Professions in HUNGER let a player specialize in crafting or gathering alongside their combat role. Each character chooses a single profession, which becomes a steady source of useful goods, marketplace income, and cooperative value to a group. Professions sit at the heart of the game’s player-driven economy: gatherers feed raw materials into the system and crafters turn them into finished gear that other Living buy and use.
Choosing a Profession
A character commits to one profession, and the available paths cover both production and resource gathering. Crafting professions produce finished items such as armor repair tools, medicines, weapon cosmetics, and the deployable traps planned for later in development. Gathering professions focus on harvesting the raw materials those crafts depend on. Because the choice is per character, a player who wants access to more than one profession can develop it on a separate character slot.
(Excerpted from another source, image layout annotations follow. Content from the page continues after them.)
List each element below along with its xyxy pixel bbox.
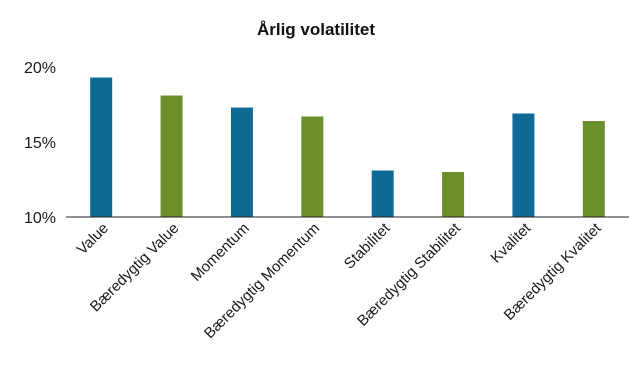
bar	[230, 107, 253, 217]
bar	[301, 116, 324, 217]
x-category-label: Bæredygtig Momentum	[201, 220, 323, 342]
y-tick-label: 20%	[24, 60, 56, 77]
x-category-label: Stabilitet	[341, 219, 394, 272]
bar	[442, 172, 465, 217]
x-category-label: Value	[74, 220, 112, 258]
chart-title: Årlig volatilitet	[256, 20, 376, 39]
y-tick-label: 10%	[24, 210, 56, 227]
x-category-label: Momentum	[188, 220, 253, 285]
y-axis-ticks: 10% 15% 20%	[24, 60, 56, 227]
y-tick-label: 15%	[24, 135, 56, 152]
bar	[160, 95, 183, 217]
bar	[90, 77, 113, 217]
bar	[371, 170, 394, 217]
bars	[90, 77, 605, 217]
x-category-label: Kvalitet	[487, 219, 534, 266]
bar	[582, 121, 605, 217]
bar	[512, 113, 535, 217]
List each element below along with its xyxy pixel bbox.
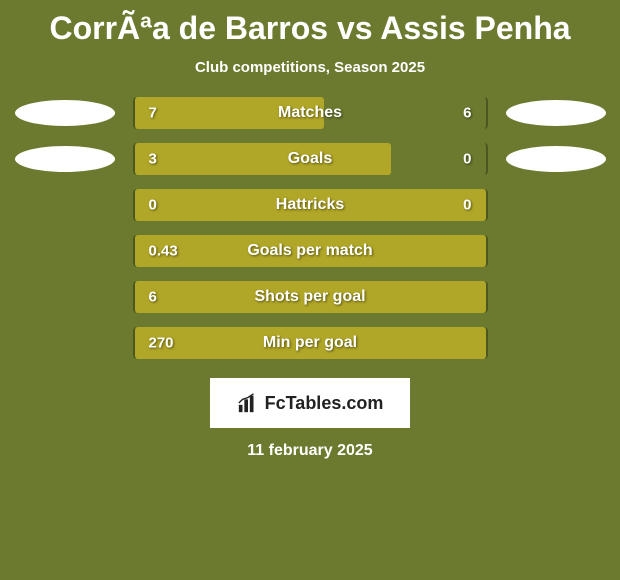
stat-bar: 6 Shots per goal [133, 281, 488, 313]
stat-bar: 7 Matches 6 [133, 97, 488, 129]
stats-list: 7 Matches 6 3 Goals 0 0 Hattricks 0 0.43 Goals per… [0, 96, 620, 360]
stat-row: 270 Min per goal [0, 326, 620, 360]
avatar-spacer [506, 284, 606, 310]
avatar-spacer [15, 192, 115, 218]
avatar-spacer [15, 284, 115, 310]
stat-label: Matches [278, 104, 342, 122]
stat-label: Min per goal [263, 334, 357, 352]
stat-label: Goals per match [247, 242, 372, 260]
stat-bar: 3 Goals 0 [133, 143, 488, 175]
stat-bar: 0 Hattricks 0 [133, 189, 488, 221]
player-avatar-left [15, 146, 115, 172]
stat-right-value: 6 [463, 105, 471, 122]
stat-left-value: 7 [149, 105, 157, 122]
chart-icon [237, 392, 259, 414]
player-avatar-right [506, 100, 606, 126]
stat-row: 0.43 Goals per match [0, 234, 620, 268]
stat-label: Goals [288, 150, 332, 168]
logo-text: FcTables.com [265, 393, 384, 414]
stat-left-value: 0.43 [149, 243, 178, 260]
source-logo: FcTables.com [210, 378, 410, 428]
stat-label: Hattricks [276, 196, 344, 214]
stat-left-value: 0 [149, 197, 157, 214]
stat-left-value: 6 [149, 289, 157, 306]
comparison-title: CorrÃªa de Barros vs Assis Penha [0, 10, 620, 47]
stat-bar: 0.43 Goals per match [133, 235, 488, 267]
stat-left-value: 270 [149, 335, 174, 352]
stat-right-value: 0 [463, 151, 471, 168]
stat-row: 6 Shots per goal [0, 280, 620, 314]
avatar-spacer [506, 238, 606, 264]
stat-right-value: 0 [463, 197, 471, 214]
stat-bar-fill [135, 143, 391, 175]
date-text: 11 february 2025 [0, 442, 620, 460]
avatar-spacer [506, 330, 606, 356]
stat-row: 7 Matches 6 [0, 96, 620, 130]
comparison-subtitle: Club competitions, Season 2025 [0, 59, 620, 76]
stat-row: 3 Goals 0 [0, 142, 620, 176]
comparison-card: CorrÃªa de Barros vs Assis Penha Club co… [0, 0, 620, 470]
avatar-spacer [15, 330, 115, 356]
stat-row: 0 Hattricks 0 [0, 188, 620, 222]
avatar-spacer [506, 192, 606, 218]
stat-bar: 270 Min per goal [133, 327, 488, 359]
stat-left-value: 3 [149, 151, 157, 168]
player-avatar-right [506, 146, 606, 172]
stat-label: Shots per goal [254, 288, 365, 306]
player-avatar-left [15, 100, 115, 126]
avatar-spacer [15, 238, 115, 264]
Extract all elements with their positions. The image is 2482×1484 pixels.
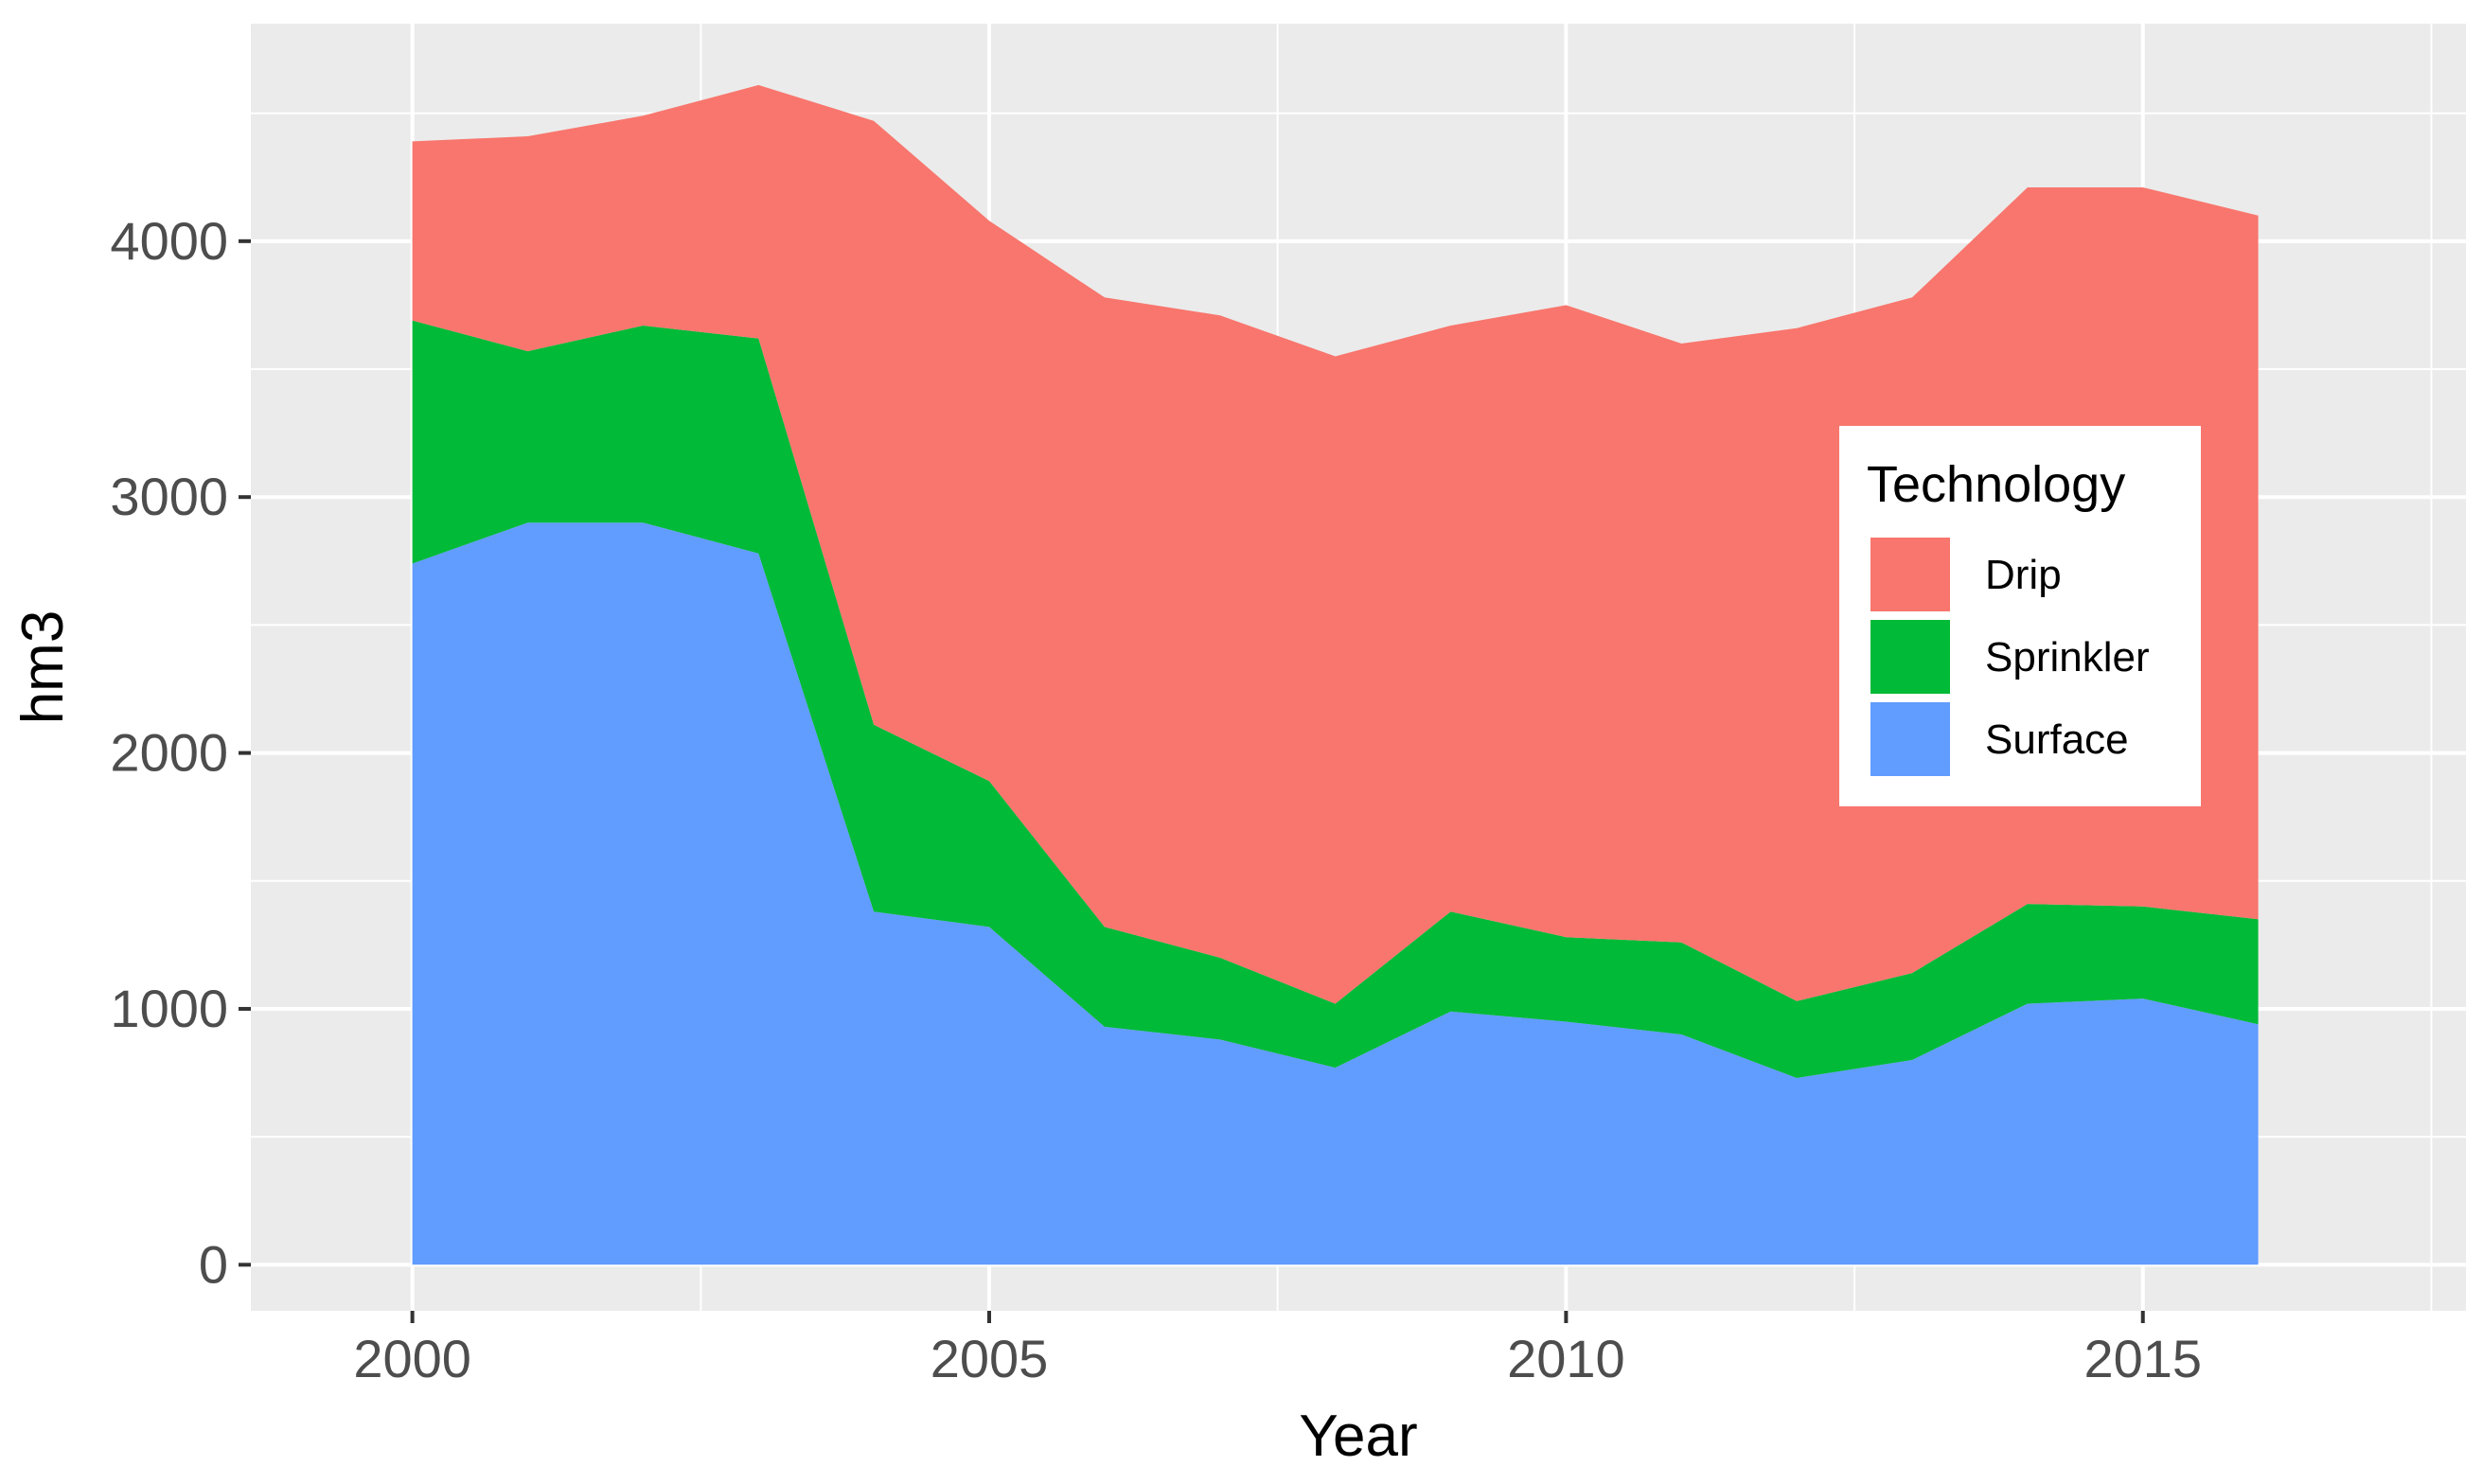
y-tick-label: 1000 (110, 979, 228, 1038)
legend-label-surface: Surface (1985, 716, 2129, 763)
x-axis-title: Year (1299, 1404, 1417, 1469)
area-drip (412, 84, 2259, 1004)
y-axis: 0 1000 2000 3000 4000 (110, 211, 251, 1294)
x-tick-label: 2015 (2083, 1329, 2202, 1388)
area-series-group (412, 84, 2259, 1265)
area-surface (412, 522, 2259, 1265)
legend-key-surface (1870, 702, 1950, 776)
legend-label-drip: Drip (1985, 552, 2062, 598)
legend-key-drip (1870, 538, 1950, 611)
legend-label-sprinkler: Sprinkler (1985, 634, 2150, 680)
legend: Technology Drip Sprinkler Surface (1839, 426, 2201, 806)
y-tick-label: 4000 (110, 211, 228, 271)
x-tick-label: 2000 (353, 1329, 471, 1388)
y-tick-label: 3000 (110, 467, 228, 526)
x-tick-label: 2005 (931, 1329, 1049, 1388)
legend-title: Technology (1867, 456, 2125, 513)
x-tick-label: 2010 (1507, 1329, 1625, 1388)
y-tick-label: 0 (199, 1234, 228, 1294)
y-axis-title: hm3 (10, 610, 76, 725)
area-sprinkler (412, 320, 2259, 1079)
x-axis: 2000 2005 2010 2015 (353, 1311, 2202, 1388)
legend-key-sprinkler (1870, 620, 1950, 694)
y-tick-label: 2000 (110, 723, 228, 783)
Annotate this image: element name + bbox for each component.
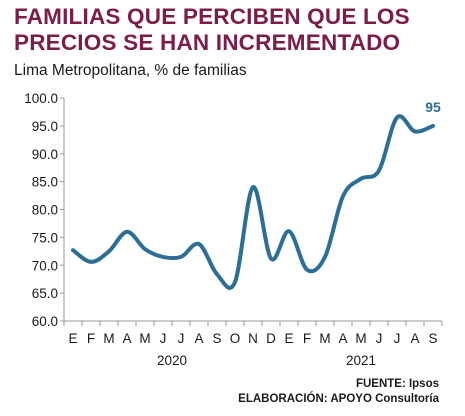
source-note: FUENTE: Ipsos [355, 378, 439, 390]
x-tick-label: M [355, 331, 366, 346]
x-tick-label: J [160, 331, 167, 346]
end-value-label: 95 [425, 99, 441, 115]
year-label-2020: 2020 [157, 353, 187, 368]
x-tick-label: M [103, 331, 114, 346]
x-tick-label: F [303, 331, 311, 346]
chart-title: FAMILIAS QUE PERCIBEN QUE LOS PRECIOS SE… [14, 4, 410, 55]
x-tick-label: M [319, 331, 330, 346]
x-tick-label: J [394, 331, 401, 346]
x-tick-label: A [338, 331, 347, 346]
x-tick-label: M [139, 331, 150, 346]
chart-subtitle: Lima Metropolitana, % de familias [14, 62, 247, 79]
y-tick-label: 75.0 [32, 230, 58, 245]
y-tick-label: 70.0 [32, 258, 58, 273]
x-tick-label: F [87, 331, 95, 346]
x-tick-label: D [266, 331, 276, 346]
series-line [71, 114, 435, 290]
y-tick-label: 80.0 [32, 203, 58, 218]
x-tick-label: S [428, 331, 437, 346]
year-label-2021: 2021 [346, 353, 376, 368]
y-tick-label: 100.0 [24, 91, 58, 106]
x-tick-label: E [68, 331, 77, 346]
y-tick-label: 60.0 [32, 314, 58, 329]
x-tick-label: S [212, 331, 221, 346]
x-tick-label: A [122, 331, 131, 346]
x-tick-label: J [178, 331, 185, 346]
x-tick-label: J [376, 331, 383, 346]
elaboration-note: ELABORACIÓN: APOYO Consultoría [238, 393, 439, 405]
y-tick-label: 90.0 [32, 147, 58, 162]
x-tick-label: N [248, 331, 258, 346]
x-tick-label: A [194, 331, 203, 346]
x-tick-label: A [410, 331, 419, 346]
y-tick-label: 65.0 [32, 286, 58, 301]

The ability to advance a profession is not available from the very start. It unlocks in the Cauldron, the second district of The Chateau, which a player reaches by completing the main questline of the opening district. The same district also unlocks guild formation, tying the cooperative and economic layers of the game together.
Crafting
Crafting is woven through many of HUNGER’s systems rather than confined to a single bench. Cosmetics are crafted from Schemas by committing ingredients over time, and items such as player-placed traps will be craftable by anyone with the right profession. Crafting draws ingredients from a player’s inventory and Stash, and committing an ingredient to a recipe is permanent, so production rewards planning and a steady supply of materials.
The Player Economy
Finished goods can be kept for personal use, handed to friends, or sold through the fully player-driven Marketplace at the Chateau. Prices and availability are shaped entirely by player activity, which gives gathering and production professions real economic weight. A crafter who can reliably supply scarce repair tools or medicines, or a gatherer who controls a steady flow of raw materials, builds a reputation and an income that pure combat play does not provide.
Why Professions Matter
Professions add an economic and cooperative dimension on top of the extraction loop. They reward specialization and interdependence: a party that spreads professions across its members can keep itself supplied with armor repairs, medicine, and other consumables without relying entirely on what each run happens to drop. The developers have said the profession and crafting systems will continue to expand as HUNGER grows through Early Access.